Both former Secretary and US Senator Ken Salazar and former Mayor of Denver and Secretary Federico Pena have announced their support for former Colorado House Speaker Crisanta Duran in her quest to oust U.S. Representative Diana DeGette who has served 12 terms representing Denver. The winds of change are upon a new generation of Latino leaders and this time it is Latinas that are front and center.
However, that event is set for next year and we have more immediate things to do including an election for Denver Mayor coming up in less than 30 days. This is the political event of the year for the citizens of our great city.
The city is in danger of becoming a place that we no longer recognize. Some years back, Latino leaders especially from the north side, sounded the alarm about the issue of gentrification and the fact that the names of our neighborhoods were being changed in order to make them more attractive to the new residents.
As it turned out, that was the least of the disrespect inflicted on our neighborhoods. Have you taken time to drive by and see the box-like structures that have replaced our homes and stand as monuments to expediency and a quick buck?
I have seen a couple of houses bought by developers that then tore them down in order to construct a complex of these “boxes” and some with no provisions for parking. I point this out as an example of a planned takeover by corporate entities that have bought their way into the priorities of our city’s public servants.
The fact that we have an African American Mayor should not be a reason for exclusion from accountability because the Black community is also suffering from top-down planning and management of resources for our neighborhoods. Just like there is a need for change in our congressional district, it is also time for a change in our city leadership.
When Pena came out of obscurity to convince us to “Imagine a Great City” and then went on to built it with few resources, he proved that vision, creativity and hard work can carry the day. It appears that we are in the same kind of crossroads this election.
The list of challengers to Mayor Hancock is long and includes Penfield Tate III, Stephen Evans, Paul Fiorino, Marcus Giavanni, Jamie Giellis, Kalyn Hefferman, Leatha Scott, Ken Simpson and Lisa Calderon. It is Calderon, an Afro-Latina that offers a decentralized Mayor’s office that begins its strategy for change at the neighborhood level.
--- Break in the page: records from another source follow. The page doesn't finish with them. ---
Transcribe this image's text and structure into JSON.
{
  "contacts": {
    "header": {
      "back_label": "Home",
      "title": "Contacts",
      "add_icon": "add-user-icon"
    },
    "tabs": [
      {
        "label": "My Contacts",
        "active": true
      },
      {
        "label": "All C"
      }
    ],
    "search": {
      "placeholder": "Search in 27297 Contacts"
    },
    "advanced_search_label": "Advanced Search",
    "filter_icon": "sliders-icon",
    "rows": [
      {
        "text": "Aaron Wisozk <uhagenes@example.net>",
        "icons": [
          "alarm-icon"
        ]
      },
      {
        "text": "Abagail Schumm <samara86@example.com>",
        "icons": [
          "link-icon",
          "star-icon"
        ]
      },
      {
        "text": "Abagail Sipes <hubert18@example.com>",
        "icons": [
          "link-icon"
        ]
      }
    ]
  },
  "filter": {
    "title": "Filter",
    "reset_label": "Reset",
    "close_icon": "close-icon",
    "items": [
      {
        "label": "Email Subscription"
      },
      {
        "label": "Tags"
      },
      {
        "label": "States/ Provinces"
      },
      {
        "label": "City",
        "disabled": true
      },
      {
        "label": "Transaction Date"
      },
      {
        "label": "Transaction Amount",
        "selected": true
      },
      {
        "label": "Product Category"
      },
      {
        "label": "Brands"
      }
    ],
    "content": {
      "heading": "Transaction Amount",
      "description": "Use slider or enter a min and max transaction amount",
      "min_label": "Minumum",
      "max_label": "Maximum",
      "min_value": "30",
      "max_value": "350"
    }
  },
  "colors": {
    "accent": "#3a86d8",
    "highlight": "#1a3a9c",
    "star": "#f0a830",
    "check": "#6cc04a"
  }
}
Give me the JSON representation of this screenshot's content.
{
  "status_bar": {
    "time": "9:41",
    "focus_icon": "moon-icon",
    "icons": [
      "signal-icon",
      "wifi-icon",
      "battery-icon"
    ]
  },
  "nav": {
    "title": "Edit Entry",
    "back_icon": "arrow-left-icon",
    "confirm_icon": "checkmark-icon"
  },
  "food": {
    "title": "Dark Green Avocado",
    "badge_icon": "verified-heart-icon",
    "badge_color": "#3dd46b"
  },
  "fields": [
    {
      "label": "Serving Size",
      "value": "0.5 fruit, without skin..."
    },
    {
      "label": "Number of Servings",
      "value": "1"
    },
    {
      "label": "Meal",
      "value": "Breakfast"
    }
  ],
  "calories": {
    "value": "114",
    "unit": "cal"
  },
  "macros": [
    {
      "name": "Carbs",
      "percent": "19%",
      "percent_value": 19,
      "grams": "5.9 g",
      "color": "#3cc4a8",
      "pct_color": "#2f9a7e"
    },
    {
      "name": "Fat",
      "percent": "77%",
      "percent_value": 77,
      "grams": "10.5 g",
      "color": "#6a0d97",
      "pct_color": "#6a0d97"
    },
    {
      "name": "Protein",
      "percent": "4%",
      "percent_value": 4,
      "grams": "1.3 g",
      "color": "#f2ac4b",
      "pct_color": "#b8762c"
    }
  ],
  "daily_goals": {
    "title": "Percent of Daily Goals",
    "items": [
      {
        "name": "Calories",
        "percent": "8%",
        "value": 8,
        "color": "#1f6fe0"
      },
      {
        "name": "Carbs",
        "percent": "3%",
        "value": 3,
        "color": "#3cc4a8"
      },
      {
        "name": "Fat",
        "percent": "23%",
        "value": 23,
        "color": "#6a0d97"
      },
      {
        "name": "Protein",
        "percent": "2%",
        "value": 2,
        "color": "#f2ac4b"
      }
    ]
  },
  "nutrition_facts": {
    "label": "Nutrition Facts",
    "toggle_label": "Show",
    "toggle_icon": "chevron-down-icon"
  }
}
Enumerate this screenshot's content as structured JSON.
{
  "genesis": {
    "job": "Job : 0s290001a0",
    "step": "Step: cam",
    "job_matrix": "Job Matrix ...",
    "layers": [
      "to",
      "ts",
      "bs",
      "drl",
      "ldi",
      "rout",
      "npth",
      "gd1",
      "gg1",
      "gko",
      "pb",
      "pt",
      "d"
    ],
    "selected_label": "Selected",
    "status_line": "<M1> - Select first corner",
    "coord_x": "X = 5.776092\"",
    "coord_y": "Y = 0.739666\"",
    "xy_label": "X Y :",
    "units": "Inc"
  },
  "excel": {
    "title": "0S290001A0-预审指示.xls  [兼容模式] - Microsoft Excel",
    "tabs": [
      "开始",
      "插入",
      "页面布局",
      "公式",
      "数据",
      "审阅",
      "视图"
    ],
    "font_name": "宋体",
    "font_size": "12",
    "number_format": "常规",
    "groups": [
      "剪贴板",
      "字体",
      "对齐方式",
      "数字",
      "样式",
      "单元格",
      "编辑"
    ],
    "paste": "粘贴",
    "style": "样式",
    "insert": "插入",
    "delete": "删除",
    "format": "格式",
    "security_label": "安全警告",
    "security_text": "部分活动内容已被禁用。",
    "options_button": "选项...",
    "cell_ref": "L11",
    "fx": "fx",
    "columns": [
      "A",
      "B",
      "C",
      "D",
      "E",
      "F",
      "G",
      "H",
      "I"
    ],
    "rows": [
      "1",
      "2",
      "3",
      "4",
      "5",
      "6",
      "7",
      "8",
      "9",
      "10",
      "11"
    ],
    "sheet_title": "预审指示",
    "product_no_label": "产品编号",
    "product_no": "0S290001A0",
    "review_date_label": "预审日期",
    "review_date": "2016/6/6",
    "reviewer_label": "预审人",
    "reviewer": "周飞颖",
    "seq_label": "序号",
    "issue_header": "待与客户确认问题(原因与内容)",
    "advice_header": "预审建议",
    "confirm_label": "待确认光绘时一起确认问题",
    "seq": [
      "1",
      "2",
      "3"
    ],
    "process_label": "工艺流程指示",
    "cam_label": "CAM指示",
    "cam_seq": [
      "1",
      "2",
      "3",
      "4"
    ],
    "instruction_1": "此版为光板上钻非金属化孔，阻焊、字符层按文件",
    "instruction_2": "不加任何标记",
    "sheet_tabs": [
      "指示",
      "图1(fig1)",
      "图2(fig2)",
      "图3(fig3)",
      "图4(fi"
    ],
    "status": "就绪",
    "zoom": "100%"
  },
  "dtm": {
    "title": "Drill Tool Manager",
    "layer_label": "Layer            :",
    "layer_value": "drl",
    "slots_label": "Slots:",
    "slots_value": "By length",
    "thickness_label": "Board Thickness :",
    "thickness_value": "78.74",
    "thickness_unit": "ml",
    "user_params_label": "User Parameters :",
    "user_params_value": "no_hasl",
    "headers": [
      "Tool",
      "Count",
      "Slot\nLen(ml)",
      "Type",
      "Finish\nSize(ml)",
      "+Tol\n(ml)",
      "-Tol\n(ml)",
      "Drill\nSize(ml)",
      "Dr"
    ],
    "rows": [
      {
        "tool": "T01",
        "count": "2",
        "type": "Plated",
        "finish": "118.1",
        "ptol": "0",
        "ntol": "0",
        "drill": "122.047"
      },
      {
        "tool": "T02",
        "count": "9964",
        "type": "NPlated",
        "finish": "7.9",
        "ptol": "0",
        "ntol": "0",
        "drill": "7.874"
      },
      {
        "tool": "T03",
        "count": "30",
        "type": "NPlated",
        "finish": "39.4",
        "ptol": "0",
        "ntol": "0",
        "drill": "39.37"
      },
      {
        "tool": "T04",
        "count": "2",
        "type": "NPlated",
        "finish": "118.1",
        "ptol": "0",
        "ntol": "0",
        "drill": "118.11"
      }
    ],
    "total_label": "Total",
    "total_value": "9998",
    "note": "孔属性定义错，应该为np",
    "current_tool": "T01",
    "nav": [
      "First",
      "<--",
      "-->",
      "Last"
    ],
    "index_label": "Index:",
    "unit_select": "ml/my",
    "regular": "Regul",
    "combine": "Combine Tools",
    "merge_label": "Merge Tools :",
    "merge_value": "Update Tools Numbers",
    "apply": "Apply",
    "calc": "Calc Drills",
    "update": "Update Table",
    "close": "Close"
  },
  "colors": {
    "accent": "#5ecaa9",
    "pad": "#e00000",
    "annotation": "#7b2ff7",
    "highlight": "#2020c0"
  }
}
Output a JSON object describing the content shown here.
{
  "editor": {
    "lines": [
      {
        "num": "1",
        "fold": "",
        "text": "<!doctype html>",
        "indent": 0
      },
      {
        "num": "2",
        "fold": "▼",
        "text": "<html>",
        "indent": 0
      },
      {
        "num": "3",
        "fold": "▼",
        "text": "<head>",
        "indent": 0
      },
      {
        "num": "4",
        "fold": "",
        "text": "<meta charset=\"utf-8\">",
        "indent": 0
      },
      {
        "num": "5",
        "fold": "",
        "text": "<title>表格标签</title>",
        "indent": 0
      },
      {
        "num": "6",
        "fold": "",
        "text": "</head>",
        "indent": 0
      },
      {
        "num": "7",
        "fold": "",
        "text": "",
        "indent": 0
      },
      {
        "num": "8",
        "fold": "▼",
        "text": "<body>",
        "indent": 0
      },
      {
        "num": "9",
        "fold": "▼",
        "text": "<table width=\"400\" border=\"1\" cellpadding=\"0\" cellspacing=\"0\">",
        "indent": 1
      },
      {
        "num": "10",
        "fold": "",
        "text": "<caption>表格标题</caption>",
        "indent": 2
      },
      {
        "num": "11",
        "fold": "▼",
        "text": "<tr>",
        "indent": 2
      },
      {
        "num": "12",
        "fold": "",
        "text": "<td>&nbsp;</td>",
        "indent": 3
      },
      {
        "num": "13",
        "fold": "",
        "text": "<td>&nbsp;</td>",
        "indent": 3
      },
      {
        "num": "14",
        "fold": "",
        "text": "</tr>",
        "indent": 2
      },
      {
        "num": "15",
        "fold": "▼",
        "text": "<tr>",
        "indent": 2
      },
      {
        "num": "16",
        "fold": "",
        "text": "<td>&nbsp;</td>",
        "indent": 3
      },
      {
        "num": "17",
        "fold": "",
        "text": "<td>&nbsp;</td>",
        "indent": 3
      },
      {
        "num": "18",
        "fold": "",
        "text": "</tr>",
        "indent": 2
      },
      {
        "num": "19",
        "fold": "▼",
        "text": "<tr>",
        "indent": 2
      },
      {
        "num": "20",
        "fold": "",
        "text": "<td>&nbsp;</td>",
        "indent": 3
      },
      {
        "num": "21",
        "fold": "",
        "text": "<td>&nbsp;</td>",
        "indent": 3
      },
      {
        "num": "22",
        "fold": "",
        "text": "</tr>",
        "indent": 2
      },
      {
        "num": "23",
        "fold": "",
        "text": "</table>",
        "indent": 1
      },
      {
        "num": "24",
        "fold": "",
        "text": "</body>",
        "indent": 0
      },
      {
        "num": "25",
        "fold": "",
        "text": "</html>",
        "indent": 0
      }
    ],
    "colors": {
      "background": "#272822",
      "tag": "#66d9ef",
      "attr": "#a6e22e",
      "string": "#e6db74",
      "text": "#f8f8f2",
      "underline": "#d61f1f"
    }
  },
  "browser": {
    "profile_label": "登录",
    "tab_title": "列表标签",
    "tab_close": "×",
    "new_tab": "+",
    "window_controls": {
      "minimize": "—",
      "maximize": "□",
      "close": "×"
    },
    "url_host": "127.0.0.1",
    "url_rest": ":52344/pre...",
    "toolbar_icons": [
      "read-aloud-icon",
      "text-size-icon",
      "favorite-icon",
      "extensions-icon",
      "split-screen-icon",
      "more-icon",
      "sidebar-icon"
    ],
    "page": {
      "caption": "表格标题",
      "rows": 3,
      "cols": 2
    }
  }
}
On the subject of race, I was once asked about how Latinos as a majority community might seek to resolve the long-standing issue of Black and White relationship that has so far defied accommodation. My response was that Latinos have a history of absorbing all races into its blood and cultural outlook.
Diversity in the current slate of candidates coming forward speaks to the desire to find solutions to our current dilemma from a variety of points of view. The voter has a rich list of candidates from which to select.
It is clear that the Denver city government leadership has lost its way as a result of a great movement of people into its boundaries and the accompanying economic pressures that has tempted officials into bad decisions. This municipal election represents an opportunity to clear the field and find dynamic leadership again.
As has been said many times before in response to challenges, “Si se puede.”